近年の「働き方改革」により企業では残業時間を減らす取り組みが見られますが、看護師の職場ではどうなっているのでしょうか。ここでは看護師の残業実態と残業数が増える原因を考えながら、働きやすい環境にするための改善事例を紹介していきます。

看護師の残業は多い…その実態は?

世間のイメージ通り、看護師の残業は本当に多いのでしょうか。他職種と比較をしながらその実態に迫ります。

看護職員の平均残業時間

日本看護協会が2009年に発表した調査結果(日本看護協会「協会ニュースNo.503 時間外勤務、夜勤・交代制勤務等緊急実態調査 結果概要」)では、看護師全体の月平均残業時間が23.4時間、ひと月の時間外勤務が60時間を超える看護師は約2万人いることがわかりました。
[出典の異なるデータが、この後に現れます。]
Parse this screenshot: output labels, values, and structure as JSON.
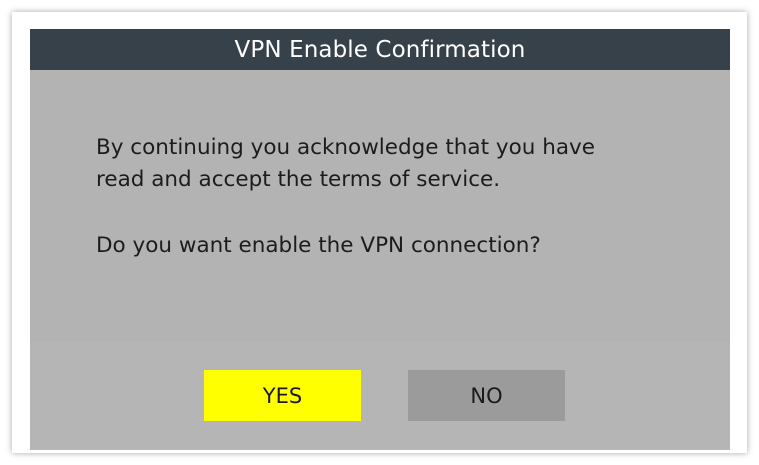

一方でこの調査によると、全体的に見た場合では、時間外勤務20時間以下の看護師が約6割を占めているという結果となっています。年代別では20代の時間外勤務がもっとも多く、平均で約26時間、そのうちの1/4は35時間を超えています。

日本医療労働組合連合会の「2017看護職員の労働実態調査」では、日々の業務の中での時間外労働がごく当たり前のように発生していることがわかります。 ここでも20代看護師の時間外労働の割合は高く、日勤者で始業前に60分以上働いているのは18.8%、終業後では56.7%に上ります。

シフト別で見ると、仕事が長時間に及ぶ「2交替夜勤」で始業前・終業後に60分以上の時間外勤務をする人が多く見られます。ただでさえ長い勤務の中で、5人に1人は始業前から働き、約半数が終業後もすぐには帰宅できていないというのが現状です。

看護師の残業時間は、一般の職種と比べて多いのでしょうか少ないのでしょうか。 2019年に大手転職サイトが発表した調査データ( doda「残業時間ランキング2019【15,000人調査】)では、全職種の月平均残業時間は24.9時間です。このサイトでは残業のもっとも多かった「設備施工管理(41.6時間)」を始め、上位20位まで公表していますが、その中に看護師は含まれていません。

これらのデータを見ると、看護師が特別多く残業しているという印象は受けません。それなのに、看護師の残業が多いと言われるのはなぜなのでしょう。

見えない「サービス残業」「自宅作業」

時間外労働については国からの指導もあり、上限が定められるなどの対策が取られています。しかし、看護師を苦しめているのはそうした表向きの残業ではなく、目に見えない残業です。

例えば、新人看護師に対し「見習いだから超過勤務手当はない」「自己研鑽のために始業前・終業後も仕事をするのが当然」といったような押し付けを当たり前のようにする現場もあります(東京都庁職員労働組合病院支部「解決しよう!看護師の残業、超勤(超過勤務)の問題」)。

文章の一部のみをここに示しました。